Se la sinistra moderata su molte di queste tematiche tentenna, perché avverte la sproporzione tra l’oggi e il prevedibile futuro, deve essere compito di quella di alternativa pungolarla per avere così, entrambe, un ruolo di vero progressismo politico e sociale nel contesto nazionale e nei riflessi europei che ne deriverebbero. Compito della sinistra comunista oggi è, in quanto sinistra libertaria, stare – come sosteneva del resto Marx – “alla punta estrema dell’ala sinistra del grande esercito democratico“.
Vanno messi in soffitta e dimenticati i vecchi rancori, le turbolenze del passato e va puntato lo sguardo ad un futuro che non possiamo lasciare all’arbitrio di una destra reazionaria che deve essere fermata il prima possibile. Ma il campo progressista non può più permettersi di commettere gli errori del passato.
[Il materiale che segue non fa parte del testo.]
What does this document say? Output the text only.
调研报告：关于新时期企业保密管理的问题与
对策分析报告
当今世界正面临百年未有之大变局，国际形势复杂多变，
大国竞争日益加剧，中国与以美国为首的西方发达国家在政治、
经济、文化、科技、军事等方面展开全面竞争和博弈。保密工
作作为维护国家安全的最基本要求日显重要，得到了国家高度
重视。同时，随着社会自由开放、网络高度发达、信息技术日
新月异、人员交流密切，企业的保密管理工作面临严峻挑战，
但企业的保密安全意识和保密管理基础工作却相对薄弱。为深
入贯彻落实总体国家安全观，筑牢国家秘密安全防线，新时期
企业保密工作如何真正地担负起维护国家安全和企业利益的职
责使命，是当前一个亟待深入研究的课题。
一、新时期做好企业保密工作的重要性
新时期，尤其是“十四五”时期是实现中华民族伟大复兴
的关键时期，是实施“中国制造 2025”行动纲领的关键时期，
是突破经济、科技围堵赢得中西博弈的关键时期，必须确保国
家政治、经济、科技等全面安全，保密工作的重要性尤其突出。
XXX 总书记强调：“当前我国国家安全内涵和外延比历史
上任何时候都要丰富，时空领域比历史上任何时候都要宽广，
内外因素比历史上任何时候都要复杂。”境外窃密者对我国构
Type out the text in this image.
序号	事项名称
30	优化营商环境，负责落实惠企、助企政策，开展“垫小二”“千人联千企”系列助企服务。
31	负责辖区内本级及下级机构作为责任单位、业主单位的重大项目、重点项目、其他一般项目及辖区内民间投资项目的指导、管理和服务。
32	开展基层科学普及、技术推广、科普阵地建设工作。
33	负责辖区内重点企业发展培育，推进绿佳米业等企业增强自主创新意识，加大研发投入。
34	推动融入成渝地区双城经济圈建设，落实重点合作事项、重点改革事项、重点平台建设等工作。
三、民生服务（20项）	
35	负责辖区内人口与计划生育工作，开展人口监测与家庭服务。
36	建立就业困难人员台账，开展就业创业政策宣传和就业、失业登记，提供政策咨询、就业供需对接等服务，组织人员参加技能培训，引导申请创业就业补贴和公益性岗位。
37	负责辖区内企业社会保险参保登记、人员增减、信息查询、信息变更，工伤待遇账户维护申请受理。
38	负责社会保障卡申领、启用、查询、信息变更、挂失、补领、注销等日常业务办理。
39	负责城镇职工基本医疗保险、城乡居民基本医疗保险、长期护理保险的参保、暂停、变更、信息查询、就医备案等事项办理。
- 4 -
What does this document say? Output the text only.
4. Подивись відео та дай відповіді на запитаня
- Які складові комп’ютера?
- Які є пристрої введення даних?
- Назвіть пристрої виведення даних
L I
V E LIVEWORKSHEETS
Bisogna voltare pagina definitivamente, dimenticando i vecchi rapporti di forza, ma avendo ben presenti le incongruità che hanno lacerato gravemente le forze della sinistra.
Rifondazione Comunista deve scegliere se valorizzare la sua ultra trentennale storia mettendo sé stessa nelle condizioni di una sfida in questo senso o se, invece, punta ad essere un partito di testimonianza residuale di un anticapitalismo che è fine a sé stesso, autocelebrativo e che non porta a casa né il risultato di consolidare un consenso attorno ad un progetto di costruzione di un polo dell’alternativa, né quello di essere la rappresentanza certa di un ampio settore del mondo del lavoro e dei moderni proletari.
L’anticapitalismo che vogliamo continuare a innervare, la forza rivoluzionaria che pretendiamo di essere non possono oggi che essere tradotti in un esercizio costante di stimolazione critica e di induzione delle altre forze moderate a considerare le riforme più radicali possibili nel senso del miglioramento delle condizioni di esistenza dei più fragili di questa società atomizzata e, apparentemente, irrimediabilmente sedotta dal turbinio pubblicitario di un consumismo esponenziale.
Possiamo essere comuniste e comunisti solo se siamo utili alla gente, alla classe che vogliamo rappresentare. Se serviamo solamente a produrre analisi e tesi congressuali, documenti e riviste verbose e prolisse, creando aree cristallizzate che soffocano la dialettica vera di un partito, allora saremo anche comuniste e comunisti, ma puramente nominalmente. Per gloriarcene e appenderci una spilletta alla giacca o alla maglia, per indossare un foulard rosso, per sventolare una bandiera che nessuno più guarda.